The man who is challenging a smoking ban in Auckland Prison was led from the court handcuffed to a Corrections officer.
Career criminal Arthur William Taylor has taken the management of Auckland Prison to the High Court at Auckland.
Flanked by four prison guards, Taylor invoked the Bill of Rights Act among others, and said the prisons had not put aside extra funding to help smokers quit.
He said one prisoner had self-harmed as a direct result of the smoking ban and had lost three litres of blood.
"It is one of the only decisions that has any real importance to anyone in prison."
Taylor - who was last year sentenced to a further seven years jail for his involvement in a P-ring inside Paremoremo Prison - said smoking was "virtually" a common law right and everyone in New Zealand was able to smoke in their homes if they wanted to.
Counsel assisting the court, Gillian Coumbe, said the case was not about the court deciding whether or not smoking is good or bad but whether the ban was lawful.
She said if Parliament wanted smoking banned in prisons then a blanket ban should have been made. Instead, it was left up to prison managers to impose new rules.
Ms Coumbe said the smoking ban effected all prisoners, including those not convicted. The ban is also around the clock and covers all parts of the prison, including outdoor yards.
"It is important to acknowledge that a prison cell is the home of the prisoner who resides there."
Ms Coumbe said Parliament allowed smoking in prison cells - even after non-smoking legislation was enacted in 1990 - because some prisoners were confined to their cells for 23 hours a day.
She said the Corrections Department "strenuously advocated" for smoking to be allowed in cells when it appeared before a Parliament Select Committee in 2002.
Ms Coumbe said prisoners caught smoking can face seven days loss of earnings or seven days confined to their cell.
While privileges can also be taken away, one of the items that cannot be denied to prisoners under current prison rules is tobacco.
"That doesn't really make sense. It is an inconsistency."

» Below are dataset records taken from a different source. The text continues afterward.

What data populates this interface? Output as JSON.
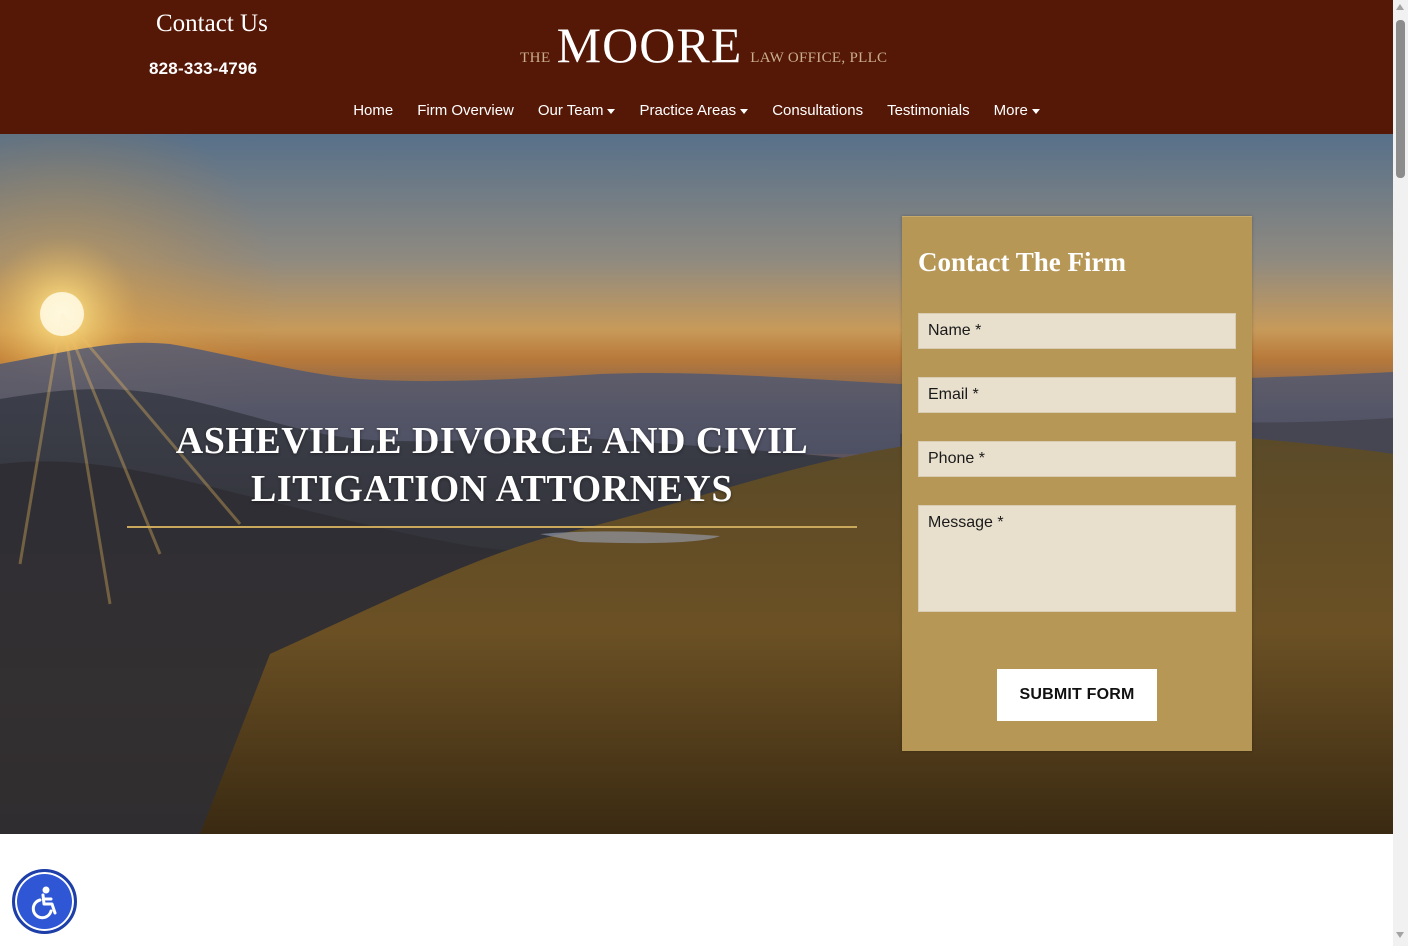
{
  "header": {
    "contact_title": "Contact Us",
    "phone": "828-333-4796",
    "logo": {
      "prefix": "THE",
      "name": "MOORE",
      "suffix": "LAW OFFICE, PLLC"
    }
  },
  "nav": {
    "items": [
      {
        "label": "Home",
        "dropdown": false
      },
      {
        "label": "Firm Overview",
        "dropdown": false
      },
      {
        "label": "Our Team",
        "dropdown": true
      },
      {
        "label": "Practice Areas",
        "dropdown": true
      },
      {
        "label": "Consultations",
        "dropdown": false
      },
      {
        "label": "Testimonials",
        "dropdown": false
      },
      {
        "label": "More",
        "dropdown": true
      }
    ]
  },
  "hero": {
    "title": "ASHEVILLE DIVORCE AND CIVIL LITIGATION ATTORNEYS"
  },
  "contact_form": {
    "title": "Contact The Firm",
    "name_placeholder": "Name *",
    "email_placeholder": "Email *",
    "phone_placeholder": "Phone *",
    "message_placeholder": "Message *",
    "submit_label": "SUBMIT FORM"
  },
  "colors": {
    "header_bg": "#561806",
    "form_bg": "#b69756",
    "accent_gold": "#c9a85c",
    "a11y_blue": "#2f56d4"
  },
  "icons": {
    "accessibility": "accessibility-wheelchair-icon",
    "dropdown": "caret-down-icon"
  }
}
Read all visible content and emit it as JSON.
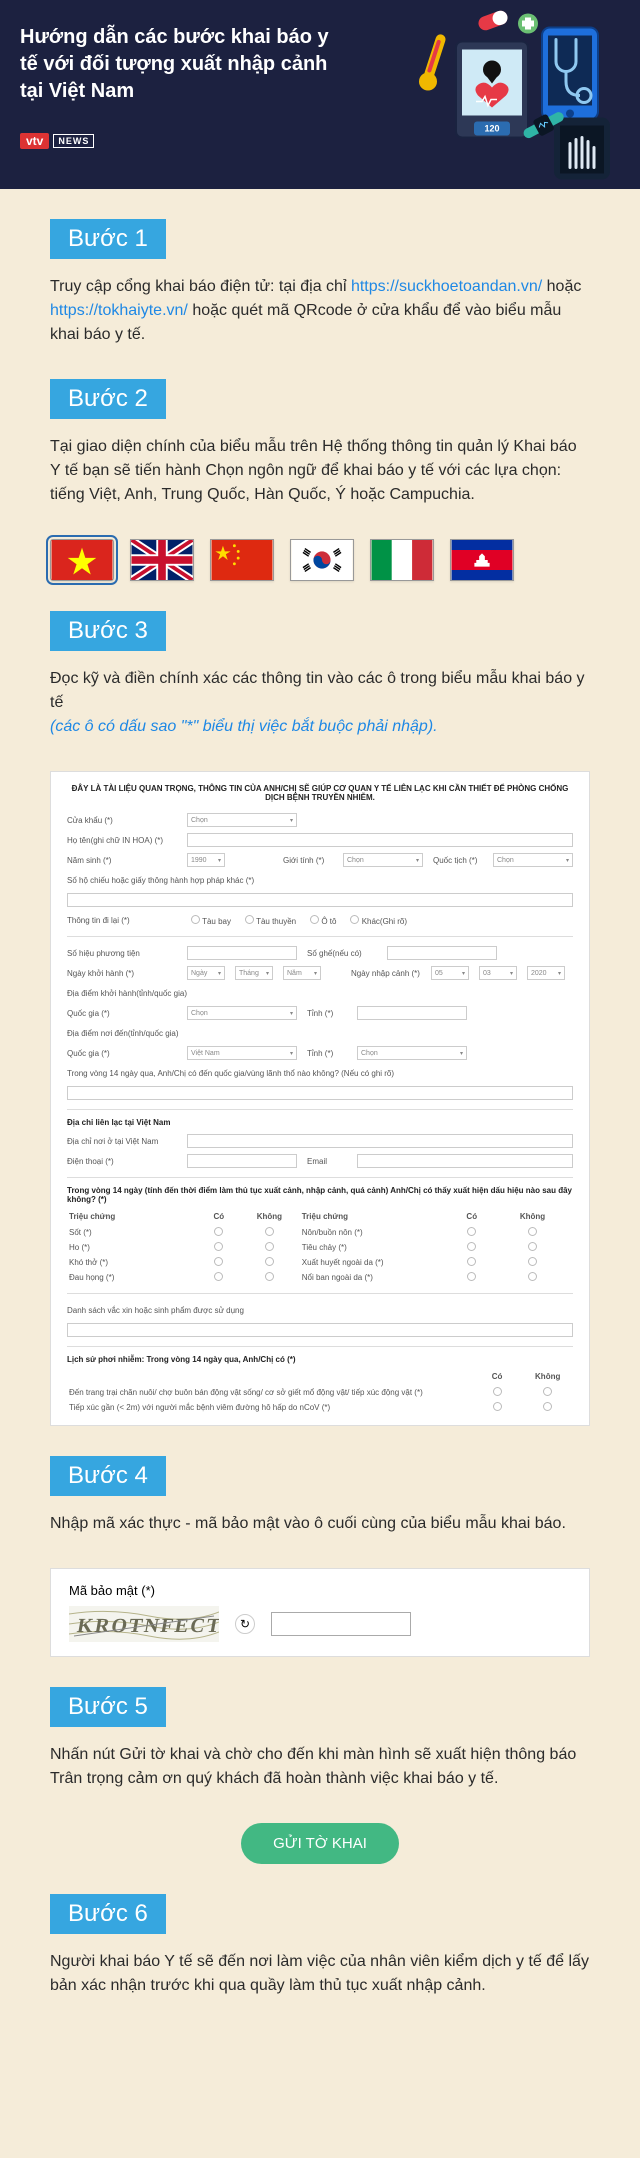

Ms Coumbe said while overseas courts in Canada and the United States had upheld prison smoking bans, New Zealand was capable of making its own decision.
Taylor has previous convictions including armed robbery, escape and kidnapping.
He was infamous for a string of armed robberies and for prison breaks, including one in 1998 that led to an armed cordon around an enormous area of the Coromandel.
Taylor and the other escapers - including double murderer Graeme Burton - were found in a plush holiday home with an extensive wine cellar, which they had pillaged. Detectives found the men had stacked the fridge with red wine.
The hearing before Justice Murray Gilbert continues.